Google’s Street View program is always growing. In October, Street View cameras began capturing the emotional power of thousands of military graves at Virginia’s Arlington National Cemetery, as well as the first-ever Street View images from Africa’s Swaziland. The Arlington project is being conducted by Google photographers who are walking through the honored cemetery area by area, equipped with one of the special panoramic Google Trekker cameras mounted on a backpack. The project is slated for completion by May 2014, just before Arlington National Cemetery will commemorate its 150th anniversary. Literally millions of photographs are being collected.
The images being captured in the African nation of Swaziland will illustrate the fourth African nation to be featured in Street View, according to Google.
In August, Street View released images of some of the world’s most spectacular zoos and wildlife parks so that online viewers can see a wide assortment of wild animals from around the world right on their own computers and mobile devices. Using Street View, online visitors can now see panda bears eating bamboo plants and tumbling around the Chengdu Research Base of Giant Panda Breeding in China, where more than 30 percent of this endangered species lives in a conservation and breeding facility. The new Street View images also include other animal parks around the world, including the San Diego Zoo, as well as zoos in Houston, Atlanta and Chicago in North America.
Google Street View Adds Venice and Its Lovely Canals and Sites
In July, Google Street View cameras captured fun images inside the Harry Potter Studio in London to give viewers an inside tour of the world of the popular book and movie character. The images cover a portion of the inner sanctum of the Warner Bros. Studio Tour, where the sets and scenery from the beloved Harry Potter films are on display for visitors in real life, from the inside of The Great Hall to the oft-seen cobblestones of Diagon Alley, where Harry and his friends began their adventures. Now instead of jetting off to London, Harry Potter fans can explore part of that Studio Tour—the infamous Diagon Alley marketplace—using the 360-degree views and full-color imagery provided by Street View for their virtual tour.
In June, Google unveiled the collection’s first-ever photographic contributions taken in the Arab world and from the top of the world’s tallest skyscraper, Burj Khalifa in Dubai, United Arab Emirates.

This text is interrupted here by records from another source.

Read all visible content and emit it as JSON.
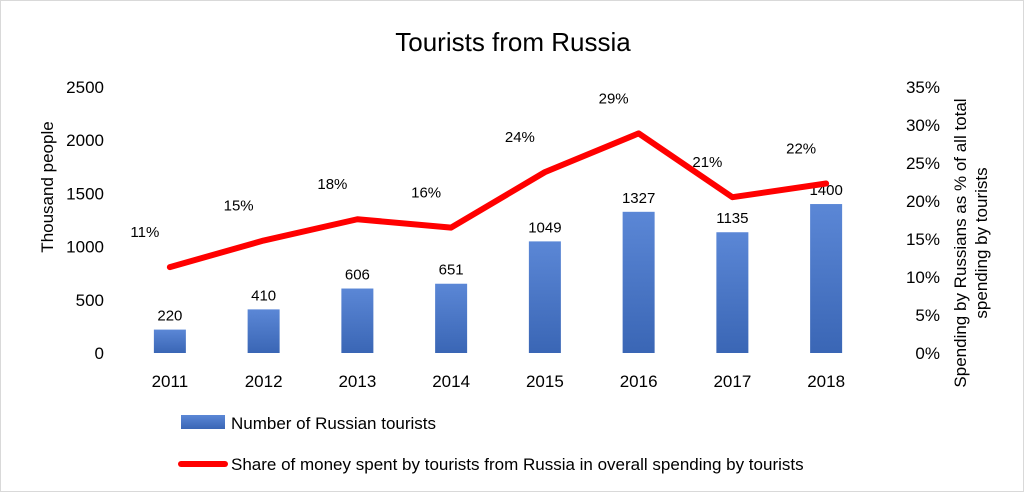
{
  "chart_data": {
    "type": "bar",
    "title": "Tourists from Russia",
    "categories": [
      "2011",
      "2012",
      "2013",
      "2014",
      "2015",
      "2016",
      "2017",
      "2018"
    ],
    "ylabel": "Thousand people",
    "y2label_lines": [
      "Spending by Russians as % of all total",
      "spending by tourists"
    ],
    "ylim": [
      0,
      2500
    ],
    "y2lim": [
      0,
      35
    ],
    "yticks": [
      "0",
      "500",
      "1000",
      "1500",
      "2000",
      "2500"
    ],
    "y2ticks": [
      "0%",
      "5%",
      "10%",
      "15%",
      "20%",
      "25%",
      "30%",
      "35%"
    ],
    "series": [
      {
        "name": "Number of Russian tourists",
        "type": "bar",
        "axis": "left",
        "color": "#4472c4",
        "values": [
          220,
          410,
          606,
          651,
          1049,
          1327,
          1135,
          1400
        ],
        "labels": [
          "220",
          "410",
          "606",
          "651",
          "1049",
          "1327",
          "1135",
          "1400"
        ]
      },
      {
        "name": "Share of money spent by tourists from Russia in overall spending by tourists",
        "type": "line",
        "axis": "right",
        "color": "#ff0000",
        "values": [
          11.3,
          14.8,
          17.6,
          16.5,
          23.8,
          28.9,
          20.5,
          22.3
        ],
        "labels": [
          "11%",
          "15%",
          "18%",
          "16%",
          "24%",
          "29%",
          "21%",
          "22%"
        ]
      }
    ],
    "legend_position": "bottom",
    "grid": false
  }
}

The images at Burj Khalifa allow online visitors to get a taste of what it is like to stand on top of the tallest building in the world, according to Google. The images make for the first time Google has captured skyscraper images using Street View.
In the new images, virtual visitors can experience the view from the highest occupied floor in the world on the building’s 163rd floor, and they can also experience being in the fastest-moving elevators in the world, which operate at 22 mph. Visitors can even see the highest swimming pool in the world on the 76th floor.
Earlier in June, Google added images of 1,000 additional famous locations around the world from locations in Asia, Europe, Latin America, the United States and Canada. The images are being provided to offer more information to viewers as they plan vacations or simply explore the world from their Web browsers, according to Google.
Google’s Street View image collection has been growing regularly since its debut in 2007.
In March, Street View added spectacular images of the world’s tallest mountain peaks, including Everest and Kilimanjaro, to its ever-expanding collection of photos from destinations around the globe.
Also in March, a Street View crew collected and released a collection of haunting images of the Japanese town of Namie-machi. The photos were taken to document the evacuated town two years after radiation leaked from a nearby nuclear power plant following the March 11, 2011, earthquake and tsunami that devastated Japan.